Il leader di Italia vive interviene anche sul tema della scuola. Quasi sicuramente ci sarà nel nuovo decreto anti Covid una riorganizzazione dell'orario delle lezioni, con un possibile ulteriore ingresso alle 11, e l'introduzione della didattica a distanza per le superiori: "Per me non ha senso. Sono marito di una professoressa, padre di uno studente universitario e di due liceali: so per esperienza diretta che chiudere oggi le scuole e affidarsi alla didattica a distanza sarebbe una tragedia per chi crede nella sfida educativa. Con la didattica a distanza la scuola è dimezzata".

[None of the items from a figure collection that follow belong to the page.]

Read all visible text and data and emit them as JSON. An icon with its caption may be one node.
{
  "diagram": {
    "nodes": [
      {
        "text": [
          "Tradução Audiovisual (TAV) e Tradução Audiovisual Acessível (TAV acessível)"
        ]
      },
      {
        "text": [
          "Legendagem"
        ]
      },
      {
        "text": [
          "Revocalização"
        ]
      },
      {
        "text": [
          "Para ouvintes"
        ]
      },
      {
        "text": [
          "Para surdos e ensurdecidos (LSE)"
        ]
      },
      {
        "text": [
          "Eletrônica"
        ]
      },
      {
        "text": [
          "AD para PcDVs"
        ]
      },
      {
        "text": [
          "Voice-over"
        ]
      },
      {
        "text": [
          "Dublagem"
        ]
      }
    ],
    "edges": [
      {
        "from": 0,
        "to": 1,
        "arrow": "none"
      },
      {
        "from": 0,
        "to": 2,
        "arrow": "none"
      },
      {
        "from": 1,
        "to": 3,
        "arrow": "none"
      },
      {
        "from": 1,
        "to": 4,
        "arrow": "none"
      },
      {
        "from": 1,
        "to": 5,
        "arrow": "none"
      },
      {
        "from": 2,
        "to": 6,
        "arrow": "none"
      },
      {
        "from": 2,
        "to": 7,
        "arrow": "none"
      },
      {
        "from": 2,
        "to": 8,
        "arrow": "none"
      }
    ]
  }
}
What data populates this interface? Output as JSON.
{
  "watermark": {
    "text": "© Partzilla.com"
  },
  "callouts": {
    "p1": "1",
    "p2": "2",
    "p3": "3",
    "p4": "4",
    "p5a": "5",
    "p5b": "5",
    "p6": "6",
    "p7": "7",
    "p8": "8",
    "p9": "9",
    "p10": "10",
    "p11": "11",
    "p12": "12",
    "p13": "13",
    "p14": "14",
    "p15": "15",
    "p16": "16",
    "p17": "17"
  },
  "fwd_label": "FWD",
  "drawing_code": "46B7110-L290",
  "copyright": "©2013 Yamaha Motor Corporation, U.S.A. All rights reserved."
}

Il problema del sovraffollamento nei trasporti continua, secondo Renzi, a ricadere sugli studenti: "Si paghino più corse, si coinvolgano i proprietari di autobus privati, si usino Ncc e taxi che soffrono: ma mandiamo i ragazzi a scuola. Faccio una provocazione: anziché pensare di inviare l'esercito a controllare movida e negozi, mandiamo i pullman dell'esercito per accompagnare i ragazzi a scuola".

Contesta inoltre critica la decisione del presidente della Campania De Luca di chiudere le scuole: "Io lo dico da mesi che serve un piano per la scuola. Invece siamo arrivati al ‘banchi a rotelle sì e tamponi no'. Ma non mi va di discuterne, mi limito a dire che ero tra i pochissimi a parlare dei bisogni della scuola".

Per Renzi comunque si potrà valutare la risposta delle istituzioni all'emergenza solo quando ci sarà il vaccino: "Che poi – con buona pace dei negazionisti e dei NoVax – è l'unico modo per uscirne. Sono molto orgoglioso dei ragazzi di Pomezia che hanno ottenuto risultati da record: è probabile che a Natale ci siano già milioni di dosi in giro per l'Europa".

Oggi il suo partito compie un anno e per questo twitta così: "Ci siamo! Italia Viva compie un anno e durante questi 365 giorni abbiamo portato avanti idee, progetti e vinto qualche battaglia. E questo è solo l'inizio, iscriviti a Italia Viva ed entra a far parte della nostra squadra!".